Les syndicats allemands sont très puissants dans le secteur industriel et c’est dans ce secteur que les salariés ont le mieux résisté, encore un paradoxe. Mais l’immense majorité des salariés a trinqué. L’Allemagne a fini 2005 avec 160 milliards d’excédent commercial mais 5 millions de chômeurs… Cherchez l’erreur ! Les gains de productivité encore une fois sont accaparés.
Vous dites :
« Je trouve le rapport Cotis très fouillé dans l’analyse des données statistiques, surtout au sujet de la VA – il s’est appuyé sur une masse importante de données micro.
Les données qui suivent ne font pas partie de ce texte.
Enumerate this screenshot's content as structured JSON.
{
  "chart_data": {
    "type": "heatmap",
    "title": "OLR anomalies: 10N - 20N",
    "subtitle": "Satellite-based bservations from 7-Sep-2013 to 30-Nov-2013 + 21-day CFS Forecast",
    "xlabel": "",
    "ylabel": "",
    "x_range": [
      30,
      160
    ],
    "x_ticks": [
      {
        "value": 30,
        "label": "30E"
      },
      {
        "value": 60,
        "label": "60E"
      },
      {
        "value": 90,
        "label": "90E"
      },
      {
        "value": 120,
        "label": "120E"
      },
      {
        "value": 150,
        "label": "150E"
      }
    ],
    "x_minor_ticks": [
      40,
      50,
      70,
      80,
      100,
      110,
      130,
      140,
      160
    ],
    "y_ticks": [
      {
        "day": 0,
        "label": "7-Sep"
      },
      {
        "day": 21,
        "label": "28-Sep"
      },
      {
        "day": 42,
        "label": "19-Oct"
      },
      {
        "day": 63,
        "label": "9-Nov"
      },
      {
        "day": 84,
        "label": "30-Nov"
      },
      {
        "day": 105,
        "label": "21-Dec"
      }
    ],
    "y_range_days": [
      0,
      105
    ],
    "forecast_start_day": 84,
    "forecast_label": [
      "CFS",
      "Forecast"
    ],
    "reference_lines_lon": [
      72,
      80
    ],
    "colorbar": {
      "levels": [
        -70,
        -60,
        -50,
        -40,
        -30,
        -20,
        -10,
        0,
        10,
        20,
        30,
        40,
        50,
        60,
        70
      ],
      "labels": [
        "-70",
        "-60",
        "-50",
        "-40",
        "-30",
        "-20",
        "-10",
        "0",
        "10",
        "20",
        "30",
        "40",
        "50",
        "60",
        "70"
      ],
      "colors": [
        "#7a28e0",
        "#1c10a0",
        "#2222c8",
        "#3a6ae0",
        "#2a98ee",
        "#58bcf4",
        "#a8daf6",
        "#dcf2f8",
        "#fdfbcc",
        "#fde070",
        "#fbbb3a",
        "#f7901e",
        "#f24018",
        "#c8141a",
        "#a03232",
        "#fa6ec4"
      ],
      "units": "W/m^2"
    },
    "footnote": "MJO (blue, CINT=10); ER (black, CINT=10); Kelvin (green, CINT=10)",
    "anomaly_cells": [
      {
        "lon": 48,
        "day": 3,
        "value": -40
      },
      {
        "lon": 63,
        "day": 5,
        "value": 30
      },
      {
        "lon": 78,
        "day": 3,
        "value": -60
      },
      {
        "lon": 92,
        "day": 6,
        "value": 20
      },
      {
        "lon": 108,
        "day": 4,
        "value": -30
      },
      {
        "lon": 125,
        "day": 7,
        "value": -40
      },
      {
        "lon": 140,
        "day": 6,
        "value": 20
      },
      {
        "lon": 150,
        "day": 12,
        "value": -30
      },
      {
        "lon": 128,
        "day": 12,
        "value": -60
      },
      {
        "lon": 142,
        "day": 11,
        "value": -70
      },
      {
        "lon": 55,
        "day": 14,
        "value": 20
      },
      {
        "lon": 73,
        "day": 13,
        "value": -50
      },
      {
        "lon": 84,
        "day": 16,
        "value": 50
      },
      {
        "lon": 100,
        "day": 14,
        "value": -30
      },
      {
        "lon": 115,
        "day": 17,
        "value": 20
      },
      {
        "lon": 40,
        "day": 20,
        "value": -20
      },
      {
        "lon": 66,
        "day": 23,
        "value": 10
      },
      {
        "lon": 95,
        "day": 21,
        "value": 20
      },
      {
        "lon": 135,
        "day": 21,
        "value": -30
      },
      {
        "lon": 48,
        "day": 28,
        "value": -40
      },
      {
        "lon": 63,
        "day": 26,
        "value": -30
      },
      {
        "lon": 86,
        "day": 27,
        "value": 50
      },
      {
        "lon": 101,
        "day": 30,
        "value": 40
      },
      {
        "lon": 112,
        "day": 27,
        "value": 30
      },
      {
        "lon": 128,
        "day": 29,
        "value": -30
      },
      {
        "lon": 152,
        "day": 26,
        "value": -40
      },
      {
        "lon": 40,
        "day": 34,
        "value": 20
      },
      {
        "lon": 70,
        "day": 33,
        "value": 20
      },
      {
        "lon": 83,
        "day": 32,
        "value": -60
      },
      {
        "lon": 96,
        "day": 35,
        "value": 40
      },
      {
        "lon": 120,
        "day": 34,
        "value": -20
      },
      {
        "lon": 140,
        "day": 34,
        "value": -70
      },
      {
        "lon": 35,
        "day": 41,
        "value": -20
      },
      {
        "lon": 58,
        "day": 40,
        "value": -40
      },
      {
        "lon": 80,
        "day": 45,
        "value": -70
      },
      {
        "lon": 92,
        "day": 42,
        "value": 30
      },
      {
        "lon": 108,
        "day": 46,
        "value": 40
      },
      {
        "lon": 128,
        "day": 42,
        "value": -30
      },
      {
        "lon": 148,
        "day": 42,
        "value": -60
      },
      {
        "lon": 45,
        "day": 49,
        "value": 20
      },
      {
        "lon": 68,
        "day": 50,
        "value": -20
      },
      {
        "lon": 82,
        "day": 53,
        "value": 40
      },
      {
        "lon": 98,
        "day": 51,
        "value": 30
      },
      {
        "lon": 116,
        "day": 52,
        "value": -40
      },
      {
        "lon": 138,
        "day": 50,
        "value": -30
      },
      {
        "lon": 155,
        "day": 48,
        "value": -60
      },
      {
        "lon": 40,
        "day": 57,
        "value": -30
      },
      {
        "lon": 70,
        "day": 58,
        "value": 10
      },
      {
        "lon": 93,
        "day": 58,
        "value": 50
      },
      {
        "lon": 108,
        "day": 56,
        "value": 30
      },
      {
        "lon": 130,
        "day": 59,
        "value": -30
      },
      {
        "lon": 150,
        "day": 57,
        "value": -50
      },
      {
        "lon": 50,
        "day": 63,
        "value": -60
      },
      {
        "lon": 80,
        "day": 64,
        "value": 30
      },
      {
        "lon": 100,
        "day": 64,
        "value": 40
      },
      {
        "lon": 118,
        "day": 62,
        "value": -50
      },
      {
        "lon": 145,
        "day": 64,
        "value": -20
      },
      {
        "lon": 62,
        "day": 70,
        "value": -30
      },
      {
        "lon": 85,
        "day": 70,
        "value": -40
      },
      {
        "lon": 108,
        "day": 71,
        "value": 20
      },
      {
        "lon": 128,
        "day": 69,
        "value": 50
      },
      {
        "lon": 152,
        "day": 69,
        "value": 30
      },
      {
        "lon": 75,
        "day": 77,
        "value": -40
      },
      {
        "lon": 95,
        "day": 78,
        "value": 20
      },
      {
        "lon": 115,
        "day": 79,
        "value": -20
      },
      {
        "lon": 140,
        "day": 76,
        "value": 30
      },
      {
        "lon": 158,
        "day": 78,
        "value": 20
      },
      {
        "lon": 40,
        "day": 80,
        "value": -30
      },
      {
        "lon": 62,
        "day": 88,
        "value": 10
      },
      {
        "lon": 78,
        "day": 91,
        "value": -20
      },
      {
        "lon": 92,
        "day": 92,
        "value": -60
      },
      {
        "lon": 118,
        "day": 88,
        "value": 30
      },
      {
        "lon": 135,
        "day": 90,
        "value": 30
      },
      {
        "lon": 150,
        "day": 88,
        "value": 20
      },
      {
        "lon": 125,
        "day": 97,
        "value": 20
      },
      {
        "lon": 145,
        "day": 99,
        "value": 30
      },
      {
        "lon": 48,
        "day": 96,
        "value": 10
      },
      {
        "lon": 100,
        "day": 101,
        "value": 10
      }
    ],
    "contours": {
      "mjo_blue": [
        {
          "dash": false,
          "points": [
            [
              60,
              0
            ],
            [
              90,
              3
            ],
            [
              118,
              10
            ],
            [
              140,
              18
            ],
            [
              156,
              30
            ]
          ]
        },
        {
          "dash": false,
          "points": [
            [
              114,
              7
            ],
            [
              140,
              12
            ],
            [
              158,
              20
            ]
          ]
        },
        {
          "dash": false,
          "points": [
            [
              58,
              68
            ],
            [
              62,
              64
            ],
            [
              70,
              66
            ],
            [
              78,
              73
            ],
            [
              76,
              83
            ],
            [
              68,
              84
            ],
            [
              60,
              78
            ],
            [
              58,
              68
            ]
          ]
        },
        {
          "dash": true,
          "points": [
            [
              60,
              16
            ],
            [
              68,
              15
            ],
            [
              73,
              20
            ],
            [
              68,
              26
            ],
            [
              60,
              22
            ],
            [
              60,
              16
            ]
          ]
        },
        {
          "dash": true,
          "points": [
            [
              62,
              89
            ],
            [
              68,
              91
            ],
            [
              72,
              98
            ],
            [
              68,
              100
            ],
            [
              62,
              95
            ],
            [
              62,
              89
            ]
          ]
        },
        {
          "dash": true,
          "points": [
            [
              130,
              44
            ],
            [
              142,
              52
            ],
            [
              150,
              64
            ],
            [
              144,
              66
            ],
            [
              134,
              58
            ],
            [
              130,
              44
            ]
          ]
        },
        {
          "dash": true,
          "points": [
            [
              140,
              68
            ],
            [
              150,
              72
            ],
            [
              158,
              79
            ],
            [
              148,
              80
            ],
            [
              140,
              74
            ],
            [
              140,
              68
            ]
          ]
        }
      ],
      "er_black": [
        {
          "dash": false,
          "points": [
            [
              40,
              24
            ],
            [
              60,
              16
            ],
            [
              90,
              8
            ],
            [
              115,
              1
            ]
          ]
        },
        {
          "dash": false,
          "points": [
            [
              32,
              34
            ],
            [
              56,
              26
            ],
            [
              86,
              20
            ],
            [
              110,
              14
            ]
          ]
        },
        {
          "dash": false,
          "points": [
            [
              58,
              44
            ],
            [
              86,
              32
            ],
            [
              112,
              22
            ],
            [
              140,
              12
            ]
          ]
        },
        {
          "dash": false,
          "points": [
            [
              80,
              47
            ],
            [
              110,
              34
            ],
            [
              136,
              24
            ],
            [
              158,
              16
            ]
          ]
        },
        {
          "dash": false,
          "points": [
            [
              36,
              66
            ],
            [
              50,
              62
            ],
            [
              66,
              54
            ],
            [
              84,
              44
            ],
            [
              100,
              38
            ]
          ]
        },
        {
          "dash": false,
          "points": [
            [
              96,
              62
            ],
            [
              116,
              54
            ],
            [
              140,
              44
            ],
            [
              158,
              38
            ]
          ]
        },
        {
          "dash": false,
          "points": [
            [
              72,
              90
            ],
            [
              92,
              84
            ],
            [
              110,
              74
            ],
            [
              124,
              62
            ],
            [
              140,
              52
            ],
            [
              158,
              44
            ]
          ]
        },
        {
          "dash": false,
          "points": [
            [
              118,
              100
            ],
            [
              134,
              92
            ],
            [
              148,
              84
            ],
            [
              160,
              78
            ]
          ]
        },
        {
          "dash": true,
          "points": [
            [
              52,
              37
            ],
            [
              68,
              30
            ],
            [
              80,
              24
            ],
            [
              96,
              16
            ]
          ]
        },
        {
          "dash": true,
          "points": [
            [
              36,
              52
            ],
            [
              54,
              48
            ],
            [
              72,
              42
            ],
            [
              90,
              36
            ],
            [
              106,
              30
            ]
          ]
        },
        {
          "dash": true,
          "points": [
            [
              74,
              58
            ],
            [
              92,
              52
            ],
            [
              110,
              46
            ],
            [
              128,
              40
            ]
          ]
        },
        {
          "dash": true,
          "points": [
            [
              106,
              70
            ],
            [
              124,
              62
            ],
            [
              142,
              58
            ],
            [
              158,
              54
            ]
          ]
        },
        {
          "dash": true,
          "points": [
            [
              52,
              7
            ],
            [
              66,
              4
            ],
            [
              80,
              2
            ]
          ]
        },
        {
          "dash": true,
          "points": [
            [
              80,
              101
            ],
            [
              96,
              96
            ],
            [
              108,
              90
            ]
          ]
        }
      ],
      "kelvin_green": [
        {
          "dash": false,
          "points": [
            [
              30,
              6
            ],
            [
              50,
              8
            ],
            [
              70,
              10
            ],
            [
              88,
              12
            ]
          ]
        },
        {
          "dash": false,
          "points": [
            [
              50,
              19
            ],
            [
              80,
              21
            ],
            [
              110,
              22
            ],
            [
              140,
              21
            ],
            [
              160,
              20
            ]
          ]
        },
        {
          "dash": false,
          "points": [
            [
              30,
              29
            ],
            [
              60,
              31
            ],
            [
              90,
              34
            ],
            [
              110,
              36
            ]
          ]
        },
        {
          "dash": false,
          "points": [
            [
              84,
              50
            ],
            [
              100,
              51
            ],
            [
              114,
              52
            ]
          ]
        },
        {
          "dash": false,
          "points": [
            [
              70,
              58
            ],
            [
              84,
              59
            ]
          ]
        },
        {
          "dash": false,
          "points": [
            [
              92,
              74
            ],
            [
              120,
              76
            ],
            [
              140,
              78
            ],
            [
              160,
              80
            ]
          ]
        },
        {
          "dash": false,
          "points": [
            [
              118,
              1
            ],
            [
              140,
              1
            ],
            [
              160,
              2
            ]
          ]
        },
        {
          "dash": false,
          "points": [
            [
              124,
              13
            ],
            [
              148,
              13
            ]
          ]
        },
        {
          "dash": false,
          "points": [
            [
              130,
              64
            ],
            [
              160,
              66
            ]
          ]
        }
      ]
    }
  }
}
Par ailleurs, dans ce billet, je ne cherche aucune loi de l’économie. C’est juste un descriptif d’un certain nombre de données et des explications plausibles. »
Je ne dis pas le contraire sur le rapport Cotis, mais cela reste insuffisant pour aboutir à un diagnostic car c’est bien ce qui nous intéresse. Il nous faudrait disposer d’un modèle permettant de cerner aussi finement que possible le partage de la valeur ajoutée. On pourrait retenir pour définition le niveau de partage qui maximise le PIB, mais on pourrait également choisir pour critère celui qui maximise la part salariale. Il est bien évident que ces deux optima ne coïncident pas. Car il est possible que l’optimum salarial soit atteint pour un PIB plus faible mais dont les salariés ont une part plus grande – et à condition que cette part plus grande conduise bien à avoir une masse accrue.
Mais les constructions du rapport Cotis ne nous disent rien de tout cela et sont parfois contestables (l’OCDE livre des résultats significativement différents) et dans un certain sens travestissent derrière une focalisation exclusivement numérique l’installation d’une configuration structurelle qui fait obstacle à un rebasculement massif de la part salariale. C’est-à-dire qui ne tient pas compte de la transformation des structures financières qui a fait émerger un pouvoir actionnarial qui a décidé de soutirer le maximum au tissu productif par le déséquilibre salaire-profit. Réalité que vous tentez de nier.